I knew he could neither cook nor clean. He would tell me he'd lost his appetite and was so unsteady on his feet he was taking a taxi to buy bread. But he wouldn't admit to his changed circumstances to a strange nurse or doctor in a hospital. However, an alert GP who saw him regularly could have spotted the decline and persuaded him to speak to an in-house volunteering service.

The right back-up at the right time would have lifted his spirits by diminishing his anxiety. Someone coming in to take him shopping would improve his nutrition, reduce the risk of falls and keep him out of hospital. The spiral that is pulling him down could be reversed.

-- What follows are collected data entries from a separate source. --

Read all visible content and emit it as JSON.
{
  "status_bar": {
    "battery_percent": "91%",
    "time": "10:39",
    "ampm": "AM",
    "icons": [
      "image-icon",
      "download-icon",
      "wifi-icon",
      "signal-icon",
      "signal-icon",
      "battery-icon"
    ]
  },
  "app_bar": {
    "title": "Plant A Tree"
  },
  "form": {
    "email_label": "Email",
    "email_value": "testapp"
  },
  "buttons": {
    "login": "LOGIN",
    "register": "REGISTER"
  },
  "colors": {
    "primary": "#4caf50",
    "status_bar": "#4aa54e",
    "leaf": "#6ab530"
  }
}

There is another possible advantage to having a volunteer service. By becoming volunteers, the over-60s can help themselves. Callers to Silver Line say they get low when they no longer feel of value. They lose confidence and start to feel trapped at home and isolated. By volunteering while they are still healthy, they remain connected to other people and the wider world.

We are advancing towards a demographic time bomb. It is bringing a pressure that won't change after September, whether the referendum vote is Yes or No. It is a human problem that has the potential to become an unmanageable crisis. Now there is hope of a humane solution. Will we grasp it?